Stevens prepared for college at the North Yarmouth Academy and graduated from Bowdoin College in 1848. He studied law at Harvard Law School and in the office of H. H. Fuller. He was admitted to the bar in 1850.

==Personal life==
Stevens moved to Boston in 1850, but continued to utilize his family home in North Andover as a summer home. Stevens was a Unitarian and attended the church of Edward Everett Hale. In 1854, he married a cousin, Catherine Stevens of Andover, Massachusetts. They had no children. On September 2, 1895, Stevens and his wife were severely injured when they were ejected from their carriage. Stevens fractured several of his ribs, and Catherine Stevens broke two bones in her right leg and suffered injuries to her hip and chest.

==Early political career==
Stevens served on the Boston common council from ward 4 in 1856 and 1857 and was president of the body in both years.

Stevens was a delegate to the 1860 Democratic National Conventions in Charleston and Baltimore, where he supported the candidacy of Stephen A. Douglas. After the first convention, sixteen members of the Massachusetts delegation, including Caleb Cushing, Benjamin Butler, James Scollay Whitney, and George B. Loring, broke with the party and participated in the “Breckinridge convention". At the Baltimore convention, Stevens served as the spokesman for the Massachusetts delegation, which supported the eventual nominee – Stephen A. Douglas.

==District attorney==
In 1874, Stevens was elected District Attorney of Suffolk County. In 1876, he tried Thomas W. Piper, also known as The Boston Belfry Murderer, for the murder of Mabel H. Young. The trial ended in a hung jury, with nine voting to convict and three voting to acquit. Piper was later tried and convicted by Massachusetts Attorney General Charles R. Train.

On March 1, 1882, Stevens, under instruction from Massachusetts attorney general George Marston, wrote to James R. Osgood & Co. informing them that their 1881 printing of Walt Whitman's Leaves of Grass violated the law against obscene literature and requesting that they withdraw it from circulation. On March 23, Osgood & Co. wrote to Whitman that if two poems – "A Woman Waits for Me" and "Ode to a Common Prostitute", were removed, the government would allow the book to be published. Whitman rejected this request and Osgood & Co., not wanting to get involved with a lawsuit, ceased publishing the book and turned over the plates to Whitman. Rees, Welsh, & Co. (which was soon acquired by David McKay Publications) of Philadelphia agreed to publish the Leaves of Grass and the controversy surrounding the book made it a financial success.
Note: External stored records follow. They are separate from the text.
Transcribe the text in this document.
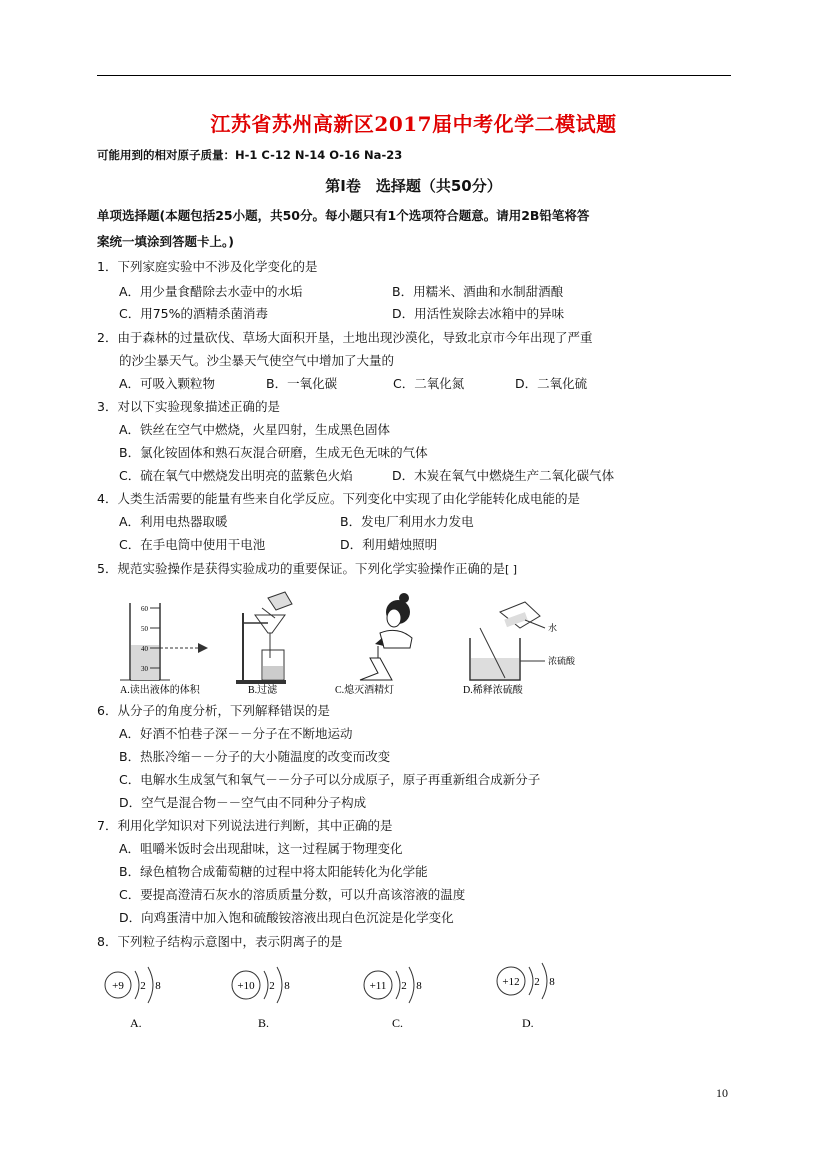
江苏省苏州高新区2017届中考化学二模试题
可能用到的相对原子质量：H-1 C-12 N-14 O-16 Na-23
第Ⅰ卷　选择题（共50分）
单项选择题(本题包括25小题，共50分。每小题只有1个选项符合题意。请用2B铅笔将答
案统一填涂到答题卡上。)
1．下列家庭实验中不涉及化学变化的是
A．用少量食醋除去水壶中的水垢	B．用糯米、酒曲和水制甜酒酿
C．用75%的酒精杀菌消毒	D．用活性炭除去冰箱中的异味
2．由于森林的过量砍伐、草场大面积开垦，土地出现沙漠化，导致北京市今年出现了严重
的沙尘暴天气。沙尘暴天气使空气中增加了大量的
A．可吸入颗粒物	B．一氧化碳	C．二氧化氮	D．二氧化硫
3．对以下实验现象描述正确的是
A．铁丝在空气中燃烧，火星四射，生成黑色固体
B．氯化铵固体和熟石灰混合研磨，生成无色无味的气体
C．硫在氧气中燃烧发出明亮的蓝紫色火焰	D．木炭在氧气中燃烧生产二氧化碳气体
4．人类生活需要的能量有些来自化学反应。下列变化中实现了由化学能转化成电能的是
A．利用电热器取暖	B．发电厂利用水力发电
C．在手电筒中使用干电池	D．利用蜡烛照明
5．规范实验操作是获得实验成功的重要保证。下列化学实验操作正确的是[ ]
60
50
40
30
A.读出液体的体积	B.过滤	C.熄灭酒精灯
水
浓硫酸
D.稀释浓硫酸
6．从分子的角度分析，下列解释错误的是
A．好酒不怕巷子深－－分子在不断地运动
B．热胀冷缩－－分子的大小随温度的改变而改变
C．电解水生成氢气和氧气－－分子可以分成原子，原子再重新组合成新分子
D．空气是混合物－－空气由不同种分子构成
7．利用化学知识对下列说法进行判断，其中正确的是
A．咀嚼米饭时会出现甜味，这一过程属于物理变化
B．绿色植物合成葡萄糖的过程中将太阳能转化为化学能
C．要提高澄清石灰水的溶质质量分数，可以升高该溶液的温度
D．向鸡蛋清中加入饱和硫酸铵溶液出现白色沉淀是化学变化
8．下列粒子结构示意图中，表示阴离子的是
+9 2 8
A.
+10 2 8
B.
+11 2 8
C.
+12 2 8
D.
10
By January 1905, Stevens was unable to do much work due to rheumatism. He spent the entire summer at his farm in North Andover. On July 31, 1905, Stevens resigned effective to the confirmation of his successor. On August 2, Stevens' first assistant Michael J. Sughrue was appointed by Governor William Lewis Douglas and immediately confirmed by the Massachusetts Governor's Council. Stevens died on August 23, 1905, at his home in North Andover.